Kawashima negó con la cabeza.
—¡Pero tienes que desinfectarlo! Tengo una medicina que me dio el doctor, te pongo un poco, ¿vale?
Él volvió a negar con la cabeza. Seguía con los ojos cerrados. Apenas escuchaba lo que decía la chica, pero algo en el tono
de su voz estaba trayéndole a la memoria un recuerdo. Era igual a una voz que solía oír en el Hogar siempre que sufría
algún ataque. Había perdido la cabeza, ya no tenía control de sí mismo, estaba aterrorizado por la sensación dominante
de que algo estaba a punto de estallar o rasgarse, con el calor subiéndole entre las sienes, con chispas que volaban donde
las visiones, los sonidos y los olores hacían cortocircuito, y entonces oía esa voz, una voz real que no venía de su interior,
sino de algún lugar fuera de él. No era una voz que amonestaba o calmaba o tranquilizaba, era una voz neutral y real.
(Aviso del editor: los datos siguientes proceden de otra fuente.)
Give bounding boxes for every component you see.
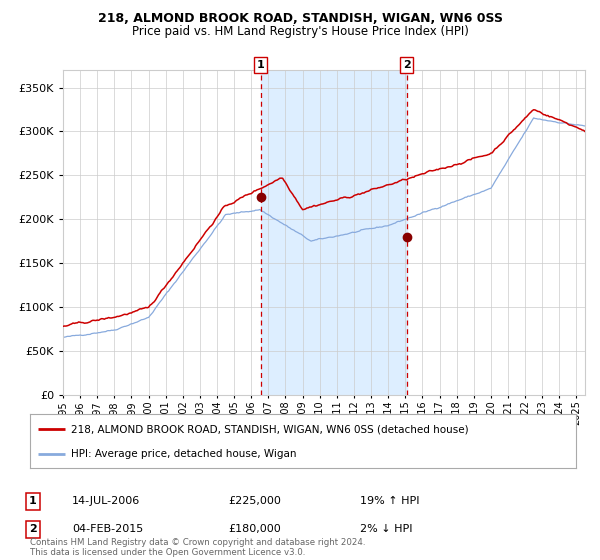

Masayuki, oye, es la hora de la cena. Hoy tenemos el plato favorito de todo el mundo: ¡hamburguesas! Es hora de lavarse. Vamos a
lavarnos las manos. Ya sé que el agua está fría, pero ¡estas manos tienen que estar limpísimas! Todo el mundo está contento porque
vamos a comer hamburguesas. ¿Ves? ¿Ves lo contentos que están todos? Esa voz apagaba las chispas una a una y lentamente
hacía bajar la fiebre. Saca los dedos de las orejas y abre los ojos. Mira alrededor, oye a todos los niños hablando y riéndose. Todo
está igual que siempre. No ha cambiado nada y nadie va a hacerte daño .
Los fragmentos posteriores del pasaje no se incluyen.